Los usuarios británicos también se han quedado en el banco, cuando en el mismo año se le acusó por el Comité de Seguridad Nacional de los USA de “no tomar en cuenta los vínculos con el financiamiento del terrorismo”, incluida la distribución de más de $ 1 mil millones a un banco privado en Arabia Saudita, establecida por “Uno de los primeros benefactores financieros de Al Qaeda”.

Tampoco los usuarios caminaron en 2014, cuando HSBC fue multado con £ 216 millones por la FCA por planear con otros bancos para manejar los mercados de divisas, o cuando se reveló su papel en los escándalos de Libor y Euribor, o cuando el Panorama de la BBC Lo acusó de contribuir a los ricos de todo el mundo a evadir enormes proporciones de impuestos, o cuando Peter Oborne, entonces comentarista primordial de política del Daily Telegraph, renunció en protesta contra lo que, según él, era un intento del banco de silenciar a la prensa británica.

Más allá de que el trueque de cuentas bancarias en el Reino Unido es el trabajo actualmente, debido al Servicio de trueque de cuenta corriente, ha ayudado a varios de los enormes bancos, como HSBC y Natwest, a ganar millones de nuevos usuarios al sugerir bonos complementarios.

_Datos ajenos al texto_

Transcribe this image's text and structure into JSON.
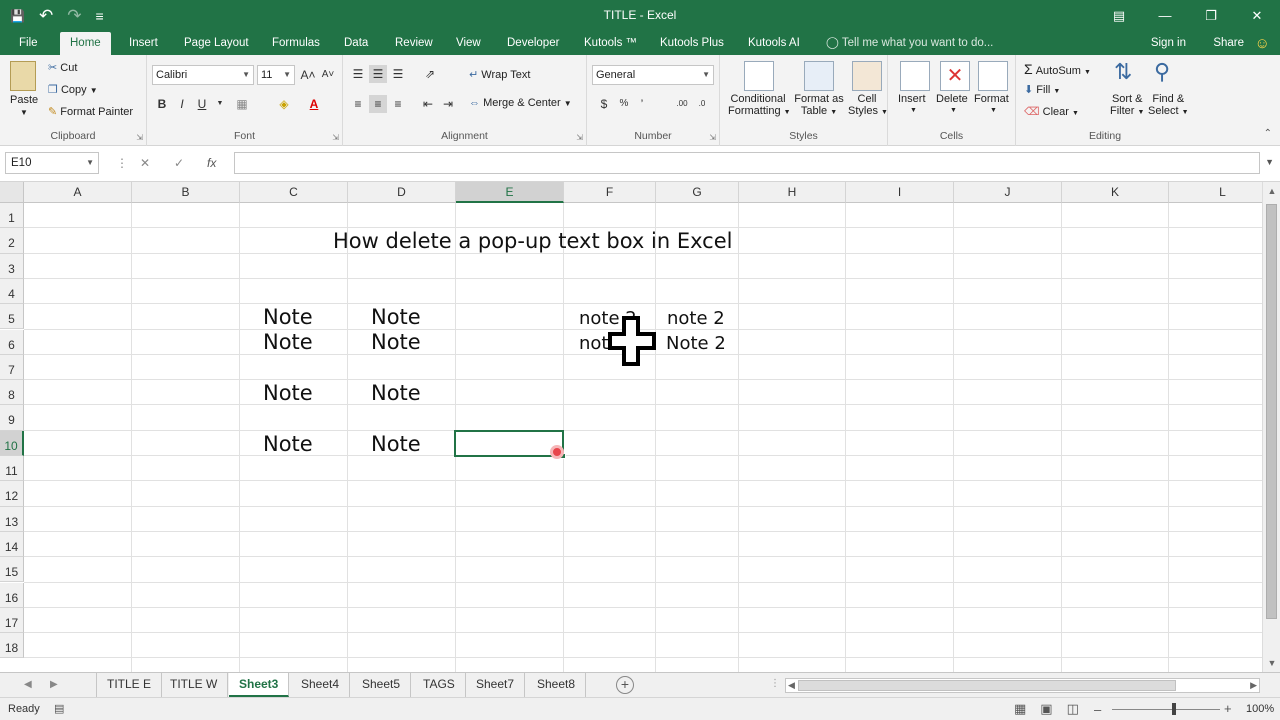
{
  "window": {
    "title": "TITLE - Excel",
    "minimize": "—",
    "restore": "❐",
    "close": "✕",
    "ribbon_options": "▤"
  },
  "qat": {
    "save": "💾",
    "undo": "↶",
    "redo": "↷",
    "customize": "≡"
  },
  "tabs": [
    "File",
    "Home",
    "Insert",
    "Page Layout",
    "Formulas",
    "Data",
    "Review",
    "View",
    "Developer",
    "Kutools ™",
    "Kutools Plus",
    "Kutools AI"
  ],
  "active_tab": "Home",
  "tell_me": "Tell me what you want to do...",
  "signin": "Sign in",
  "share": "Share",
  "smiley": "☺",
  "ribbon": {
    "clipboard": {
      "label": "Clipboard",
      "paste": "Paste",
      "cut": "Cut",
      "copy": "Copy",
      "format_painter": "Format Painter"
    },
    "font": {
      "label": "Font",
      "name": "Calibri",
      "size": "11",
      "bold": "B",
      "italic": "I",
      "underline": "U",
      "grow": "A˄",
      "shrink": "A˅"
    },
    "alignment": {
      "label": "Alignment",
      "wrap": "Wrap Text",
      "merge": "Merge & Center"
    },
    "number": {
      "label": "Number",
      "format": "General",
      "currency": "$",
      "percent": "%",
      "comma": "’",
      "inc": ".00",
      "dec": ".0"
    },
    "styles": {
      "label": "Styles",
      "conditional": "Conditional",
      "conditional2": "Formatting",
      "format_table": "Format as",
      "format_table2": "Table",
      "cell_styles": "Cell",
      "cell_styles2": "Styles"
    },
    "cells": {
      "label": "Cells",
      "insert": "Insert",
      "delete": "Delete",
      "format": "Format"
    },
    "editing": {
      "label": "Editing",
      "autosum": "AutoSum",
      "fill": "Fill",
      "clear": "Clear",
      "sort": "Sort &",
      "sort2": "Filter",
      "find": "Find &",
      "find2": "Select"
    }
  },
  "formula_bar": {
    "name_box": "E10",
    "cancel": "✕",
    "enter": "✓",
    "fx": "fx",
    "value": ""
  },
  "columns": [
    "A",
    "B",
    "C",
    "D",
    "E",
    "F",
    "G",
    "H",
    "I",
    "J",
    "K",
    "L"
  ],
  "rows": [
    "1",
    "2",
    "3",
    "4",
    "5",
    "6",
    "7",
    "8",
    "9",
    "10",
    "11",
    "12",
    "13",
    "14",
    "15",
    "16",
    "17",
    "18"
  ],
  "cells": {
    "title": "How delete a pop-up text box in Excel",
    "c5": "Note",
    "d5": "Note",
    "f5": "note 2",
    "g5": "note 2",
    "c6": "Note",
    "d6": "Note",
    "f6": "not",
    "g6": "Note 2",
    "c8": "Note",
    "d8": "Note",
    "c10": "Note",
    "d10": "Note"
  },
  "selected_cell": "E10",
  "sheets": [
    "TITLE E",
    "TITLE W",
    "Sheet3",
    "Sheet4",
    "Sheet5",
    "TAGS",
    "Sheet7",
    "Sheet8"
  ],
  "active_sheet": "Sheet3",
  "status": {
    "ready": "Ready",
    "zoom": "100%",
    "zoom_minus": "–",
    "zoom_plus": "+"
  },
  "colors": {
    "excel_green": "#217346",
    "ribbon_bg": "#f3f3f3",
    "selection": "#217346",
    "record_dot": "#e8454b"
  }
}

En Twitter anoche, un puñado de personas anunció que planeaban cerrar sus cuentas, y esta mañana se unieron a un puñado de figuras políticas. Pero, generalmente, HSBC se ve haber calculado que escasas de las ocho miles de individuos que financian HSBC y su subsidiaria, First Direct, en el Reino Unido se preocupan lo bastante por los ocho miles de individuos que viven en Hong Kong. algún cambio en los servicios de banca minorista o de gestión de patrimonio. En pruebas anteriores, seguramente sea preciso.